Ich benötige manchmal eine kleine „Immer dabei Kamera“, die ihren Platz ohne zu stören in der Schultertasche finden- und die man so stets bei sich führen kann. Natürlich gibt es viele analoge Kameras, die sehr leicht und kompakt sind. Allein: Entweder ist deren optische Qualität eher mittelmäßig, sie besitzen keinen Mess-Sucher zum Fokussieren oder sie haben nur eine Vollautomatik oder eine Blendenautomatik. Als anspruchsvoller Fotograf möchte ich jedoch eine größere Kontrolle über das Bild haben (Schärfentiefe, Belichtungskorrektur). Die Sache, dass man sich sozusagen einen Schärfebereich legen kann, ist ja auch für die (spontane) Street Photography relevant. Hier kommt die analoge Agfa Selectronic S Sensor als durchaus kompakte analoge Kamera ins Spiel. Sie scheint derzeit völlig unterbewertet bzw. recht unbekannt in entsprechenden Fotokreisen / Fotoforen zu sein.

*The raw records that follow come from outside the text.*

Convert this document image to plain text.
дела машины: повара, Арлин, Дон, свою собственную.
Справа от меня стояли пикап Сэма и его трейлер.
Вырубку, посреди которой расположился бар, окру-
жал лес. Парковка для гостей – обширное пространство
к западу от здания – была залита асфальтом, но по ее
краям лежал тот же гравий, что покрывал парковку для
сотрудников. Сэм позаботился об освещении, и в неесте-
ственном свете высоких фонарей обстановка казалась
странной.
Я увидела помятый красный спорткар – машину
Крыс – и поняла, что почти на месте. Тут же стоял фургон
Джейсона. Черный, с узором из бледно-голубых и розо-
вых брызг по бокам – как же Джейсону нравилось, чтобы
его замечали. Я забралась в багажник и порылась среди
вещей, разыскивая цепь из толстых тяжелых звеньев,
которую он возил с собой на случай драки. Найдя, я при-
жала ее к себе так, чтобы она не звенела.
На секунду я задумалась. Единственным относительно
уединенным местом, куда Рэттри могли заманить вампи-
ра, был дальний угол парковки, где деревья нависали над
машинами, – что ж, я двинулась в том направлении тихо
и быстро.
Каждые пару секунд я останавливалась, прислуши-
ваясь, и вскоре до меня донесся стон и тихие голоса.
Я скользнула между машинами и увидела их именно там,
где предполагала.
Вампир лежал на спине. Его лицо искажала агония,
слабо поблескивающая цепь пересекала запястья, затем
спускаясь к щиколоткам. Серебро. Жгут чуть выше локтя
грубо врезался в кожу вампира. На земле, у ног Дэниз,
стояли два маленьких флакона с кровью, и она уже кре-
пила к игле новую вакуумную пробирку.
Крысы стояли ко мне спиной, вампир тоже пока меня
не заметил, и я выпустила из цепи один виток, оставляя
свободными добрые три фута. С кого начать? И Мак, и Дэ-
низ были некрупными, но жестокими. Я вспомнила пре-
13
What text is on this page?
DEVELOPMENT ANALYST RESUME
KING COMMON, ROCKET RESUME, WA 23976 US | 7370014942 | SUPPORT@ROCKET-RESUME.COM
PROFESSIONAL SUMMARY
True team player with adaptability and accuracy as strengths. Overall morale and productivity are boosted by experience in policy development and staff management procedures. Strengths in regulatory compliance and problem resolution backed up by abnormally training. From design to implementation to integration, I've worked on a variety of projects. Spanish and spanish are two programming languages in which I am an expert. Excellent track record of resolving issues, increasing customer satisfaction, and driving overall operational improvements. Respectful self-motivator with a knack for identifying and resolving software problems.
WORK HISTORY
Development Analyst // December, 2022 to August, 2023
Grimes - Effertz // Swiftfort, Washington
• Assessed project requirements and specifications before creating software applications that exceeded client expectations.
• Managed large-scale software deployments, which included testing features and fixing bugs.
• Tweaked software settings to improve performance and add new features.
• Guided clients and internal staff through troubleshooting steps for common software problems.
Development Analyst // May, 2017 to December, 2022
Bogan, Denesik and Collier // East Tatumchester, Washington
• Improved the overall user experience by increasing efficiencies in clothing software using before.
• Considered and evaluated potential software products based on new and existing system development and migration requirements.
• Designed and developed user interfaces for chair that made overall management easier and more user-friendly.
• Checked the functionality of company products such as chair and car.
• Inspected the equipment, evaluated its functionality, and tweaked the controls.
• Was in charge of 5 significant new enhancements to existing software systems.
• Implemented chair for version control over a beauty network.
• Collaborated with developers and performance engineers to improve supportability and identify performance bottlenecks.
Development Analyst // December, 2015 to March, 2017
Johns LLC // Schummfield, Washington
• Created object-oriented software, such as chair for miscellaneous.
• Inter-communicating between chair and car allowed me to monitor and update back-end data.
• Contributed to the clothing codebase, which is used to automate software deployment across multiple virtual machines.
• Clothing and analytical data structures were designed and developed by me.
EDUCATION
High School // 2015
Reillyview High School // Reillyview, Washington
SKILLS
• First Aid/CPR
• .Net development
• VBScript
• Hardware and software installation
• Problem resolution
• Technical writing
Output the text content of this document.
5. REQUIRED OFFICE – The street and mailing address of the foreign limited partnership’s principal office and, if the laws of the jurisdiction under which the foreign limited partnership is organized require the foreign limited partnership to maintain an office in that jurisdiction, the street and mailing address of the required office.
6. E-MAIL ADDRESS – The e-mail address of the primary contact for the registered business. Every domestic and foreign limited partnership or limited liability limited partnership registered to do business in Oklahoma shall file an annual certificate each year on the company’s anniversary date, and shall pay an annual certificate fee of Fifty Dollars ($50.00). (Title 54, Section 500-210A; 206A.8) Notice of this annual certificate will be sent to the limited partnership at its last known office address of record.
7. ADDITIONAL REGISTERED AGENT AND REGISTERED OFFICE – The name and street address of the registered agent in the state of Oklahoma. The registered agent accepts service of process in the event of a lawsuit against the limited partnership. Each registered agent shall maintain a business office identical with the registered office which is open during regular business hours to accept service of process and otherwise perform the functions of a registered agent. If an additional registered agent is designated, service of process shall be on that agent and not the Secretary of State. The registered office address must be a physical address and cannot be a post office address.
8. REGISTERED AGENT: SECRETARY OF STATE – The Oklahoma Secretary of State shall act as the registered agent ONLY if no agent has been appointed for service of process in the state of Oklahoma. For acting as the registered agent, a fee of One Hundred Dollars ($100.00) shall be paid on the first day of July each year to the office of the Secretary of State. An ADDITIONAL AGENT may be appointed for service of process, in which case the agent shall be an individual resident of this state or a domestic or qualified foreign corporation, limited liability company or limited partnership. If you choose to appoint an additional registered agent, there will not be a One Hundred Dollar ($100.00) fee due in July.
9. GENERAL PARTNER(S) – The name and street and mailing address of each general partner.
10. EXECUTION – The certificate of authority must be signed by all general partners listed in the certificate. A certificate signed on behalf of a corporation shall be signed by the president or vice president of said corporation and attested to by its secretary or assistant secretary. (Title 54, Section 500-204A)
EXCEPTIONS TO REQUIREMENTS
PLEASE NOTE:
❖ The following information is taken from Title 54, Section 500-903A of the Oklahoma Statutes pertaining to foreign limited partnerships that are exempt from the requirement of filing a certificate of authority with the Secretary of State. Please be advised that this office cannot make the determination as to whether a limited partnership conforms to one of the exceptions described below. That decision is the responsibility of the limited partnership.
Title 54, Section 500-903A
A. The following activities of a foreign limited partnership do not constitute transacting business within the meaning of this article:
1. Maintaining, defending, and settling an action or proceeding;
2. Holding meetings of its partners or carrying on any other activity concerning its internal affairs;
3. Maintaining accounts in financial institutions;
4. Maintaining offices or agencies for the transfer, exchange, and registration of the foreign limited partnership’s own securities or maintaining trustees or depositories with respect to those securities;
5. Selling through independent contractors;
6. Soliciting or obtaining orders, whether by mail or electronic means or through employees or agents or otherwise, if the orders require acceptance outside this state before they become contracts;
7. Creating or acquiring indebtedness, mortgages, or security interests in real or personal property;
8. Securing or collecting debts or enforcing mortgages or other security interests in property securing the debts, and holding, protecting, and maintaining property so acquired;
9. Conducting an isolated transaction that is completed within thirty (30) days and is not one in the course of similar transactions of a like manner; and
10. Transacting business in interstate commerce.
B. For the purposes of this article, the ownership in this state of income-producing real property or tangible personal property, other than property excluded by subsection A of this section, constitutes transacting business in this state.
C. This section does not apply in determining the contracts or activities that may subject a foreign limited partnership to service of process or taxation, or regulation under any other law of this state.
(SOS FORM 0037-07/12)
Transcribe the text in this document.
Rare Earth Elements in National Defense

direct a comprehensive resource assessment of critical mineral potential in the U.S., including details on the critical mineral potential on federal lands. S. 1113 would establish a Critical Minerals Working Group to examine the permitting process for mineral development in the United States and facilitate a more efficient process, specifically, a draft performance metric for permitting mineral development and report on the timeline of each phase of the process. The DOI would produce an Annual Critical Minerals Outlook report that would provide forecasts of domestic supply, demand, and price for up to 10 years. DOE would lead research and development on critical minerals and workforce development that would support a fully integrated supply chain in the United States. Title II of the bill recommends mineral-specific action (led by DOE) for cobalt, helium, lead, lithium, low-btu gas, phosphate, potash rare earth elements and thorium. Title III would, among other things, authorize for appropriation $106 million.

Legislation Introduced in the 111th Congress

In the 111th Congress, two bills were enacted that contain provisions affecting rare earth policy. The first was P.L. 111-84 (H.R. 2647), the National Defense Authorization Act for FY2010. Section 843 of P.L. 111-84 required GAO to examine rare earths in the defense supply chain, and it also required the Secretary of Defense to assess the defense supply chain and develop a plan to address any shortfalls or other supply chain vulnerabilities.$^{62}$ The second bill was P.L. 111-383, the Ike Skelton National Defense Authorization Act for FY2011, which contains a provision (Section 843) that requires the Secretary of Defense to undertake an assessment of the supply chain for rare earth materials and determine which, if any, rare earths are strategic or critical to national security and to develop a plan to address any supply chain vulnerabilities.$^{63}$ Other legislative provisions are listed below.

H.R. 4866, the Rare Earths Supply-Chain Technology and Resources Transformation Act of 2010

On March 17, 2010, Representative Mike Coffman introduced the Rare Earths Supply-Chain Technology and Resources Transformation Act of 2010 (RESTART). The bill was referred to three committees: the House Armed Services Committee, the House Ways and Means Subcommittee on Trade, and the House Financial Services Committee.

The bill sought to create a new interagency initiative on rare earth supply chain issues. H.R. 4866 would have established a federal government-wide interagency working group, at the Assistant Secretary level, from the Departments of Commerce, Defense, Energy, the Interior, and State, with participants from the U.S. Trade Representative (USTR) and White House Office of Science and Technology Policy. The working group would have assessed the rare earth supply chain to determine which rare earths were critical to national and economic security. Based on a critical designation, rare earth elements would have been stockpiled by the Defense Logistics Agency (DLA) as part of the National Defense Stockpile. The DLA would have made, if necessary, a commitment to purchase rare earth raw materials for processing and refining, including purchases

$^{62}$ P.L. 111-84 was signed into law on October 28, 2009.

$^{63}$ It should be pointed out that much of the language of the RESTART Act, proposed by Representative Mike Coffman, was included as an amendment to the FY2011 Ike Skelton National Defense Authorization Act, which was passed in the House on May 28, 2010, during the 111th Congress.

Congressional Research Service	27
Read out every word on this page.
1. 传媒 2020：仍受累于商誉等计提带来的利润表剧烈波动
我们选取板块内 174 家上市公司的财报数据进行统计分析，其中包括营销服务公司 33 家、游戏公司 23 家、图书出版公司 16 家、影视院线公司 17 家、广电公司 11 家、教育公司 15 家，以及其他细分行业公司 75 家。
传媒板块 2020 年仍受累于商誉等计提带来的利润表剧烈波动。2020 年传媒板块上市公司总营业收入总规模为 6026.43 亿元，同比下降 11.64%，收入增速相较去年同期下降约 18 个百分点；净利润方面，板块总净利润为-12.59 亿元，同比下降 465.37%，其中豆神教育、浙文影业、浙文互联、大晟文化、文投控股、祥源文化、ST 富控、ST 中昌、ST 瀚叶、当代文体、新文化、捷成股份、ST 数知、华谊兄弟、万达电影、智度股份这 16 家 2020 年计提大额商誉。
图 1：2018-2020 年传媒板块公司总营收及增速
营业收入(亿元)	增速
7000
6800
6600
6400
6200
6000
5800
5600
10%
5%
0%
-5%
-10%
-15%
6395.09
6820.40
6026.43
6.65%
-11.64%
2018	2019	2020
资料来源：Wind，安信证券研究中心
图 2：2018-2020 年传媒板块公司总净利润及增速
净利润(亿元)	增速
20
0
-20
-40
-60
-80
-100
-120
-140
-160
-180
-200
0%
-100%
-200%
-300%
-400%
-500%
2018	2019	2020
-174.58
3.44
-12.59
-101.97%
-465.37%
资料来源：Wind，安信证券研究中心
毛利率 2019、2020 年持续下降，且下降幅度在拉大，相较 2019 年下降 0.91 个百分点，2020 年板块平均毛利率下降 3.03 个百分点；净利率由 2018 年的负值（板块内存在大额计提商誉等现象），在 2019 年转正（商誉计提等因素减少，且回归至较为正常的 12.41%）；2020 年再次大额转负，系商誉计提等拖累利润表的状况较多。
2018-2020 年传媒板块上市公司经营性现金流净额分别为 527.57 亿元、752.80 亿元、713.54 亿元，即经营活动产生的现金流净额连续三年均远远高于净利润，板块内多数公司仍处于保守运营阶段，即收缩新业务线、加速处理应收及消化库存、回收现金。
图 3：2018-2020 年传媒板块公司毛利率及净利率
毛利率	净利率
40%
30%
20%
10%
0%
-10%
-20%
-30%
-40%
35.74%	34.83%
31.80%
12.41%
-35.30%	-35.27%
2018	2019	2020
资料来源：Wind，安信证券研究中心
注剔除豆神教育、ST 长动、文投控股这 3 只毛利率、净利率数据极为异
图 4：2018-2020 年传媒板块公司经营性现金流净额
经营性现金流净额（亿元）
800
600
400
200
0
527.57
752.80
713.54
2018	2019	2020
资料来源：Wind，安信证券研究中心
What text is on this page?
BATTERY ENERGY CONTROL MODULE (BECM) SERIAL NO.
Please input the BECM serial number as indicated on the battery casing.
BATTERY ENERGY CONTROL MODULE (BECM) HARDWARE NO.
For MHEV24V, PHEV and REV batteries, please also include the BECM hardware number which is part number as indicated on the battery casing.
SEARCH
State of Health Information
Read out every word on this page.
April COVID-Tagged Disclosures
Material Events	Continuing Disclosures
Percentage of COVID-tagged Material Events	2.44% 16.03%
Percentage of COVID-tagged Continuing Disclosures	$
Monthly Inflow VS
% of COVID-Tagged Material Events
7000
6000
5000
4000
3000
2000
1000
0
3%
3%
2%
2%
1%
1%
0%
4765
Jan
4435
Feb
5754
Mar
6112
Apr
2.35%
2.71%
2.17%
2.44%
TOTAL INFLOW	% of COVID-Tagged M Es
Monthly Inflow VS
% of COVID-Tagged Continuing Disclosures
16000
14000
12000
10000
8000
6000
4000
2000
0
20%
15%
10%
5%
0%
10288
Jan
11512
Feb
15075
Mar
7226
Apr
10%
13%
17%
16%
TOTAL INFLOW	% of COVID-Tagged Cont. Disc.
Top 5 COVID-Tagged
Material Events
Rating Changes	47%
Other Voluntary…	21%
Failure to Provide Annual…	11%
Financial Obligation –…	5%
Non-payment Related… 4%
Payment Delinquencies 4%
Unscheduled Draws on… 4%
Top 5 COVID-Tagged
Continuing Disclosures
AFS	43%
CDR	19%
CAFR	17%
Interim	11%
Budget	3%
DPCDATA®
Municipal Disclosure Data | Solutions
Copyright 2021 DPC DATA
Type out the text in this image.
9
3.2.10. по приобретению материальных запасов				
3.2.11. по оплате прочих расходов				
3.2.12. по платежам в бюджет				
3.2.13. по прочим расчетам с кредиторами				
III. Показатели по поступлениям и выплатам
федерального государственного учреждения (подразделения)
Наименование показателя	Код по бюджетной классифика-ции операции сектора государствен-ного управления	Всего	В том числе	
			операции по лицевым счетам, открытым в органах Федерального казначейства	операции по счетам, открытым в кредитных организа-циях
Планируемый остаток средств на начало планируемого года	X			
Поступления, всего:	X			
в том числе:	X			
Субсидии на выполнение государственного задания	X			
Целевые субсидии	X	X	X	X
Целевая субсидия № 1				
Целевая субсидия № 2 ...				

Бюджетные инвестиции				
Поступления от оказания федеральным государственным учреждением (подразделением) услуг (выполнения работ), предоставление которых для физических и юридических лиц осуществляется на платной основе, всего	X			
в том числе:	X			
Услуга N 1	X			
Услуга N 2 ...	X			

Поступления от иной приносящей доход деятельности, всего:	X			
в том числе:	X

eine Agfa Selectronic S Sensor

Auf diesem Foto sehen Sie die Gute. Bei dieser analogen Agfa-Kamera handelt es sich um eine der ganz wenigen Messucher-Kompaktkameras mit Zeitautomatik: Man wählt die Blende vor und die Elektronik ermittelt dann die passende Zeit. Ganz einfach. Rein manuell kann sie allerdings nicht bedient werden. Jedoch kann man die (gemessene) Belichtungszeit noch etwas mit dem ASA-Einstellknopf verändern, was ich – der Belichtungskorrektur wegen – durchaus öfters tue.

Scharf stellen

*Die Essenz der Fotografie: Sehen lernen und bewusster gestalten. Auch in diesem Lehrbuch von Bruce Barnbaum wird kaum auf technische Details der Kamera selbst eingegangen: Viel mehr gilt es, sich mit der eigenen Kreativität auseinander zu setzen, um das zu trainieren, welches das Wichtigste für eine gute Abbildung ist: Das Sehen und Beobachten. Auf Amazon kann man einen Blick in dieses Buch werfen.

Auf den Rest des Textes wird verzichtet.